Dom (Cathedral) Review
Gurk's claim to fame is its massive Romanesque Dom topped by two onion cupolas and considered the most famous religious landmark in Carinthia. It was founded in the 11th century by Hemma, Countess of Zeltschach, who after losing her two sons and husband decided to turn to religious works. She had two oxen tied before a cart and let them walk until they stopped on their own. At that spot she founded a cloister and gave all her belongings to the church for building a cathedral. Construction on the cathedral itself began in 1040 and ended in 1200.

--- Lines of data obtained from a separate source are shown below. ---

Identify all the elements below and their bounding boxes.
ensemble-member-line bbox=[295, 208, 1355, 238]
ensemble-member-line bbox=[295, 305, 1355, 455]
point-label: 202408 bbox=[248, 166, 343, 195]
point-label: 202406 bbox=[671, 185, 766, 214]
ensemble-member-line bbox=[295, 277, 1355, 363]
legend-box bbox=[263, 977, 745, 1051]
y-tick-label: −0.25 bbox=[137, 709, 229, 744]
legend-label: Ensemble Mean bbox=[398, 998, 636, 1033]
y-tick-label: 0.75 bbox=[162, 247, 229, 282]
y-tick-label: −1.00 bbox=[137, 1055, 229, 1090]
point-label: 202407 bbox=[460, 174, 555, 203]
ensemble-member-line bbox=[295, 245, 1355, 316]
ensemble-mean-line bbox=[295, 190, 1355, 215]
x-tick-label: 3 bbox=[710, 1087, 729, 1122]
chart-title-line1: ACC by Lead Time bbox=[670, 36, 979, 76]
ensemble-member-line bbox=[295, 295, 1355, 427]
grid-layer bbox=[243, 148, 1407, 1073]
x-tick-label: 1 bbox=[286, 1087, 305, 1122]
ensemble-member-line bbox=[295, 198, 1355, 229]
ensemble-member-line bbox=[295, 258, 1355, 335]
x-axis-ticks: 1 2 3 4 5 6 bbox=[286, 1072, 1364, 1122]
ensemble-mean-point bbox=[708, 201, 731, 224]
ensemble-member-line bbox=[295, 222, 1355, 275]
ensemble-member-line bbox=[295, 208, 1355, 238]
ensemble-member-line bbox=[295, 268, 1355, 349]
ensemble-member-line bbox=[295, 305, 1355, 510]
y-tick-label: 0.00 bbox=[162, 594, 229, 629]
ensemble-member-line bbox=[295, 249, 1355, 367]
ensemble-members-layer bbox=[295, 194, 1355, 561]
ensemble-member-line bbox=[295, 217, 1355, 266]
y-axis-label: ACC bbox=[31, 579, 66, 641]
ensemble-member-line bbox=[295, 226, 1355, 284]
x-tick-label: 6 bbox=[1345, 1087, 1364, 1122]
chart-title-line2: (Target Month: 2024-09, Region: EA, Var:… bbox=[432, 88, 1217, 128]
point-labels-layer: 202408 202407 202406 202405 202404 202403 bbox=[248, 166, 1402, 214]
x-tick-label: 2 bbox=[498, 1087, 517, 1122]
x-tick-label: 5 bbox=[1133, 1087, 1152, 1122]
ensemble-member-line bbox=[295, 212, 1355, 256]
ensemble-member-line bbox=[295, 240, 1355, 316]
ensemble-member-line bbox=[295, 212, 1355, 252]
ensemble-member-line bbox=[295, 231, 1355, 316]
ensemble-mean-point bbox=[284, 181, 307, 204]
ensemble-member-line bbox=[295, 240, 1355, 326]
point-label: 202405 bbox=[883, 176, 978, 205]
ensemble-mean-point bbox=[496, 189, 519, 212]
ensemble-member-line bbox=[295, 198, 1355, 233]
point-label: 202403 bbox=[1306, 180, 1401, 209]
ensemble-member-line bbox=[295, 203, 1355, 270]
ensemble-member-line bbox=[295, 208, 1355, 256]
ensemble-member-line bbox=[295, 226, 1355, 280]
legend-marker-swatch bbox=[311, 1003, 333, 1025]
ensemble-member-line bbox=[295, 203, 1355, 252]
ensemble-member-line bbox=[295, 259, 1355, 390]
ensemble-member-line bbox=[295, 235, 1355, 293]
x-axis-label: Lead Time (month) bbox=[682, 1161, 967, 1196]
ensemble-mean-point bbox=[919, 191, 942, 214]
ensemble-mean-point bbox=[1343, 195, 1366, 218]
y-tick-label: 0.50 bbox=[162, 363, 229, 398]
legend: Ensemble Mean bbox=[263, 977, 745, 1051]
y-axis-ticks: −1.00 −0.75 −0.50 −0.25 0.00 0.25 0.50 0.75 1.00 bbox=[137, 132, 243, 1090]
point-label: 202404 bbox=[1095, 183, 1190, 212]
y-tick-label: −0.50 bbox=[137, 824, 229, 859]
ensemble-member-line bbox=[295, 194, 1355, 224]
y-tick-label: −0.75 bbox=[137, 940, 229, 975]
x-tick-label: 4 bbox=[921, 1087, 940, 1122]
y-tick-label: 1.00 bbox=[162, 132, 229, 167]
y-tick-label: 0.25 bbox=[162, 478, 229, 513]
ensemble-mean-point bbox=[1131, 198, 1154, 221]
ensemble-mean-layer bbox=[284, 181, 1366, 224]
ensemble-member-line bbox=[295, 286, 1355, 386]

Hemma wasn't canonized until 1938. Her tomb is in the crypt, whose ceiling, and hence the cathedral itself, is supported by 100 marble pillars. The Hemma-Stein, a small green-slate chair from which she personally supervised construction, is also there and alleged to bring fertility to barren women. In the church itself, the high altar is one of the most important examples of early Baroque in Austria. Note the Pietà by George Rafael Donner, who is sometimes called the Austrian Michelangelo. The 900-square-foot Lenten altar cloth of 1458 shows 99 scenes from the Old and New Testaments—a beautiful example of a Biblia Pauperum, a "poor man's Bible," meant to teach the Scriptures to those who could not read. It is displayed from Ash Wednesday to Good Friday. Make sure to visit the bishop's chapel, which features rare late-Romanesque and Gothic frescoes, among the oldest in Europe and in perfect condition (the guidebook in English is helpful).
At the end of August and in early September a concert series is held in the cathedral. Tours are restricted by church services, but in summer 90-minute tours are usually scheduled for 10:30, 1:30, and 3 (though tours can be arranged just about any time), and include the bishop's chapel.